В начале войны я это делала, теперь не делаю, потому что скажут: «Вот крутит, вертит хвостом!..» А в первые дни войны это было и так помогало сплачивать людей!..
Я спросил Веру, что делает она там, у себя на батарее, когда расстраивается? И Вера рассказала, что выходит по траншее под разрывы снарядов и рассчитывает: этот тут разорвался, где разорвется следующий? Вон там? Укрывается от него. Где следующий? Опять укрывается, перебегает, прячется, ей нравится эта «игра», нравится, что осколки летят, — это успокаивает ее. Возвращается в землянку успокоенная.
Причины такого состояния («а, все равно!») бывают разные, иногда — мелочь. Но чаще всего, если кто-либо 13 командиров делает глупость, что-либо явно нелепое, из амбиции.
— Левая огневая точка. Самая опасная, — немцы били туда всегда. Душа болит за находящихся там: а не натворил ли что-либо уже немец? Надо пойти…
Должен бы идти кто-либо из командиров роты или заместителей. Скажешь. Никто не идет… Одеваешься, чтоб идти самой. Уговаривают: «Незачем туда ходить, нужды нет, приказано не шататься зря» — и так далее. Будто бы заботятся обо мне, на самом деле прикрывают собственное нежелание идти. Обидно!
Прибежал бледный старший сержант Бирюков: «Прямое попадание в землянку. Все убиты. Я один — стоял в дверях, выбросило… Пять человек убиты!..»
Командир роты: «Надо послать туда людей, раскапывать!» Я: «Не надо! Раз прицельный огонь ведет — значит, нельзя посылать, накроет! Одного не пошлешь, он ничего не сделает. Надо пять-шесть. А немец выждет, накроет их!..» Спор. Командир роты — старший лейтенант Ланко — в амбицию. Звонит по взводам, требует людей. Собирает восемь человек, хочет и моих. Моих я не даю (мои — артиллеристы; он хотел — двенадцать).

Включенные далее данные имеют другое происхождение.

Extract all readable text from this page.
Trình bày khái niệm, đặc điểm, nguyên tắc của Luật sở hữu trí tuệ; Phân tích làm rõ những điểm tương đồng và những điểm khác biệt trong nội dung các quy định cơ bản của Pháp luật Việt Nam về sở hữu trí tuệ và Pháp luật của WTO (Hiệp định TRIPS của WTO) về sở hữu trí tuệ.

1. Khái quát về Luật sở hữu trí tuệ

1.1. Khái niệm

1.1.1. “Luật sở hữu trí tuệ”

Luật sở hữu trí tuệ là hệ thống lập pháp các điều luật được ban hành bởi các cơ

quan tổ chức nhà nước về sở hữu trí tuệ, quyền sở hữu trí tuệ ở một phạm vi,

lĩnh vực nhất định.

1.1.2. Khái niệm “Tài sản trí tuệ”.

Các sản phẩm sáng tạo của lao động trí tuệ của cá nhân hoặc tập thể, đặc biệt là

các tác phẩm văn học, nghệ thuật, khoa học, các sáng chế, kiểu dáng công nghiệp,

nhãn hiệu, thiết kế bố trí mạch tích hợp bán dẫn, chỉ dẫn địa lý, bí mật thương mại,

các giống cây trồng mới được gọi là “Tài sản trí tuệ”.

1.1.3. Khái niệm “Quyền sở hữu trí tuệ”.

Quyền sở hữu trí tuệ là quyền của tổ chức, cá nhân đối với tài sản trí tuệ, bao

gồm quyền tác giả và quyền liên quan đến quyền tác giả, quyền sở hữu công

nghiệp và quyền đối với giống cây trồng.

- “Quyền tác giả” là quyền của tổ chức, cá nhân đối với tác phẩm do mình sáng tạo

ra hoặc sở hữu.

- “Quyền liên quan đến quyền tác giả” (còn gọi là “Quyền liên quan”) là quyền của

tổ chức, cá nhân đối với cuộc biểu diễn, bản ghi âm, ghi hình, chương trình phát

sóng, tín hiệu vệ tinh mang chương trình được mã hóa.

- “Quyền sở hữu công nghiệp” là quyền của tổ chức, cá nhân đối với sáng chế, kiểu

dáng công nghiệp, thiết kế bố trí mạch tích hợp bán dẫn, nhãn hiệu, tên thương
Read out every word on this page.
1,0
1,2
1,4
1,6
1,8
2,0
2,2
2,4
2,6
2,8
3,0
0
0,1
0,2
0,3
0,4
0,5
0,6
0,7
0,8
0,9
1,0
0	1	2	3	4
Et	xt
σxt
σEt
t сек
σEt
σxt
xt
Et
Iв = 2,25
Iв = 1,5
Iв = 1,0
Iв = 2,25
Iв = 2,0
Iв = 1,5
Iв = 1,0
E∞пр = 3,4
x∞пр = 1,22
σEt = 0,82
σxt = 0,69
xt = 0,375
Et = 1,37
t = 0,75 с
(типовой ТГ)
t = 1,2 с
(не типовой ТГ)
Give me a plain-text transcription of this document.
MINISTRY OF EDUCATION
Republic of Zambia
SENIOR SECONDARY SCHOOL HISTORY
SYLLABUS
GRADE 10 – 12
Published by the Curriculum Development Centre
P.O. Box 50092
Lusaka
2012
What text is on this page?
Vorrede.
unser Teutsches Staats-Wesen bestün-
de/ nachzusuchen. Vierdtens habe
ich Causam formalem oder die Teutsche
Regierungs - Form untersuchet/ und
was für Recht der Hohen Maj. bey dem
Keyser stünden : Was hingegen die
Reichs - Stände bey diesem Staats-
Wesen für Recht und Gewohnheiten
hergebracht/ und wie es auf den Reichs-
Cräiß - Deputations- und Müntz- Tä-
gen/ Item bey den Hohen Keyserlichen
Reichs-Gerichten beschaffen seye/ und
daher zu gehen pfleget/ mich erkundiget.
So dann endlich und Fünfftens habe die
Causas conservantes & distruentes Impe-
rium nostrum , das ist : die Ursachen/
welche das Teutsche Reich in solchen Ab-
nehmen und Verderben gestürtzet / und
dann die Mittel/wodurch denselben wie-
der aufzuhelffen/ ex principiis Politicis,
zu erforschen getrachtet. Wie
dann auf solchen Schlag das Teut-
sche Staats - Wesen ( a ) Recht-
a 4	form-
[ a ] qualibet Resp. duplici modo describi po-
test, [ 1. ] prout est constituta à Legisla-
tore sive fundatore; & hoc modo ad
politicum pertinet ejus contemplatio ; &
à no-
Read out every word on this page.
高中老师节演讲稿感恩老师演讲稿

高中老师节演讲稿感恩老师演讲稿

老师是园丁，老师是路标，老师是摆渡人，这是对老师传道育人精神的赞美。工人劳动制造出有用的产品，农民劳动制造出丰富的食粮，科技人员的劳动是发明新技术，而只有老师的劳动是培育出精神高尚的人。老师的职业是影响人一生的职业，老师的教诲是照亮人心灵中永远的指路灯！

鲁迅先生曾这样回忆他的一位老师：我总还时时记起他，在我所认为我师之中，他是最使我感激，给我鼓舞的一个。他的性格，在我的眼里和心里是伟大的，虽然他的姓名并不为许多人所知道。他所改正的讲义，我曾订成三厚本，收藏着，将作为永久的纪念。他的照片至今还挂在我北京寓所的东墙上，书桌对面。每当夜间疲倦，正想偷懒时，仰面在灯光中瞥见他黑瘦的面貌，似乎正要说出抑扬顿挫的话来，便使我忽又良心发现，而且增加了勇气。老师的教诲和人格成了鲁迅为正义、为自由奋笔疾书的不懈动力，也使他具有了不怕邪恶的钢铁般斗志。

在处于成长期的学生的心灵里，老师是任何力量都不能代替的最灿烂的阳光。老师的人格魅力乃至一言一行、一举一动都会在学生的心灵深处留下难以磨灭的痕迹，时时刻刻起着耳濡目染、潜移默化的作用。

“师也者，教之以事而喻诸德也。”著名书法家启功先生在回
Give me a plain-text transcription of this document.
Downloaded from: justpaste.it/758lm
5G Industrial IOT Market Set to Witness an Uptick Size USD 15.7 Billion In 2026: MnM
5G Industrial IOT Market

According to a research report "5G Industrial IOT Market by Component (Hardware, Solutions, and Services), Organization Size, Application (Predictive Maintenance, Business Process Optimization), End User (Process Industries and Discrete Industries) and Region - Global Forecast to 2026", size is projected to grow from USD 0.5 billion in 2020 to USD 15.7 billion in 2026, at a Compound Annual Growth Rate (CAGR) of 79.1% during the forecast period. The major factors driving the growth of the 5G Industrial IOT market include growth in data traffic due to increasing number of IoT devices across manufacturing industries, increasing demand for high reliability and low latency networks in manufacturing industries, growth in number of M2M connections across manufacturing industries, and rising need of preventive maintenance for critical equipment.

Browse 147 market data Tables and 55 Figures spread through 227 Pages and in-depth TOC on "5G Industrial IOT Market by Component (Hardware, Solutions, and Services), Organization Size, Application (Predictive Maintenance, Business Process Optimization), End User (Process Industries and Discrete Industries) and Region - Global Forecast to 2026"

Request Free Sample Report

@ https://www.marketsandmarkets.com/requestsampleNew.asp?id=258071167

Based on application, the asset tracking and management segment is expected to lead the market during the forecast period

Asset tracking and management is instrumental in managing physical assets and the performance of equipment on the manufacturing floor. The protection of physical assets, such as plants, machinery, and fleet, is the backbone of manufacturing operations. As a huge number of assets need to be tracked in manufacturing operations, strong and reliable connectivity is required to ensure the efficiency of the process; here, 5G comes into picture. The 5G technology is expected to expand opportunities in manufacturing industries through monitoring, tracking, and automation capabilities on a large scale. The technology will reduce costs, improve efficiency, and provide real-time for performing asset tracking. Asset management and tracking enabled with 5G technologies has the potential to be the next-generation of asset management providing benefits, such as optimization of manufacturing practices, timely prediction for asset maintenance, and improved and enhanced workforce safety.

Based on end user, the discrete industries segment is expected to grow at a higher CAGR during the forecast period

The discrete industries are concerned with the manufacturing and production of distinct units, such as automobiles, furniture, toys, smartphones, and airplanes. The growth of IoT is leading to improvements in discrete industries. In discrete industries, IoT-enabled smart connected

Посылаем тех восьмерых. Когда подошли к разбитой землянке — прямым, тяжелым — всех, остался ранен только один, остальные убиты (а до этого немец выжидал, не стрелял!)… Сразу такое состояние, — одеваюсь, молча выхожу, иду по траншее, туда, к разрывам… Адъютант Володя, двадцать четвертого года, как мальчик, сзади, не слушает приказаний оставить одну, идет: «Товарищ лейтенант, вы хотите, чтоб вас убило? Да?.. Товарищ лейтенант, вы хотите, чтоб вас убило, да?..» На полдороге хватает за шинель, держит силком, не пускает… Если б пустил — убило бы!